The Sami people of Scandinavia used the bark of both B. pubescens and B. pendula as an ingredient in bread-making; the reddish phloem, just below the outer bark, was dried, ground up and blended with wheat flour to make a traditional loaf. In Finland, mämmi, a traditional Easter food, was packed and baked in boxes of birch bark. Nowadays, cardboard boxes are used, but imprinted with the typical bark pattern. Birch bark was used as an emergency food in times of famine; in Novgorod in 1127–28, desperate people ate it along with such things as the leaves of lime trees, wood pulp, straw, husks and moss. In Iceland, trimmings of birch trees are used with birch sap in the making of a sweet birch liqueur. The removal of bark was at one time so widespread that Carl Linnaeus expressed his concern for the survival of the woodlands. The leaves can be infused with boiling water to make a tea, and extracts of the plant have been used as herbal remedies.

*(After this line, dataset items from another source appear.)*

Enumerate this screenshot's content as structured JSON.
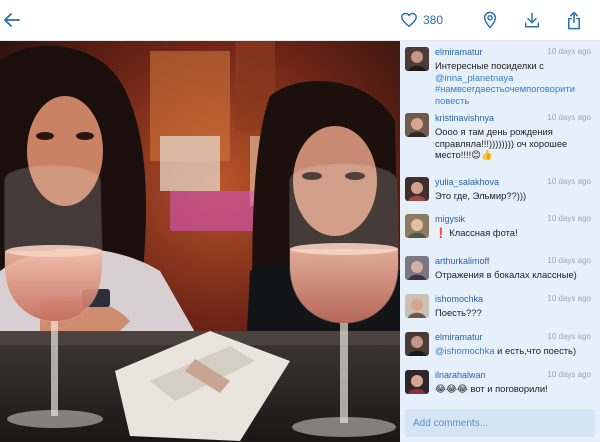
{
  "toolbar": {
    "likes": "380",
    "icons": [
      "back-arrow-icon",
      "heart-icon",
      "location-pin-icon",
      "download-icon",
      "share-icon"
    ],
    "accent": "#2b6fb0"
  },
  "comments": [
    {
      "user": "elmiramatur",
      "time": "10 days ago",
      "text": "Интересные посиделки с ",
      "mention": "@inna_planetnaya",
      "hashtag": "#намвсегдаестьочемпоговоритьиповесть",
      "line1": "Интересные посиделки с",
      "line2": "@inna_planetnaya",
      "line3": "#намвсегдаестьочемпоговорити",
      "line4": "повесть"
    },
    {
      "user": "kristinavishnya",
      "time": "10 days ago",
      "line1": "Оооо я там день рождения",
      "line2": "справляла!!!)))))))) оч хорошее",
      "line3": "место!!!!😊👍"
    },
    {
      "user": "yulia_salakhova",
      "time": "10 days ago",
      "line1": "Это где, Эльмир??)))"
    },
    {
      "user": "migysik",
      "time": "10 days ago",
      "line1": "❗ Классная фота!"
    },
    {
      "user": "arthurkalimoff",
      "time": "10 days ago",
      "line1": "Отражения в бокалах классные)"
    },
    {
      "user": "ishomochka",
      "time": "10 days ago",
      "line1": "Поесть???"
    },
    {
      "user": "elmiramatur",
      "time": "10 days ago",
      "mention": "@ishomochka",
      "rest": " и есть,что поесть)"
    },
    {
      "user": "ilnarahalwan",
      "time": "10 days ago",
      "line1": "😂😂😂 вот и поговорили!"
    }
  ],
  "input": {
    "placeholder": "Add comments..."
  },
  "colors": {
    "comment_bg": "#e6f0fa",
    "username": "#2a63a8",
    "link": "#3a7cc4",
    "timestamp": "#9aa6b2"
  }
}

Both B. pubescens and B. pendula can be tapped in spring to obtain a sugary fluid. This can be consumed fresh, concentrated into a syrup similar to the better-known maple syrup, or can be fermented into an ale or wine. In Scandinavia, this is done on a domestic scale, but in the former USSR, particularly Russia, Ukraine, Belarus, Estonia, Latvia and Lithuania, birch sap is harvested commercially and used to manufacture cosmetics, medicines and foodstuffs.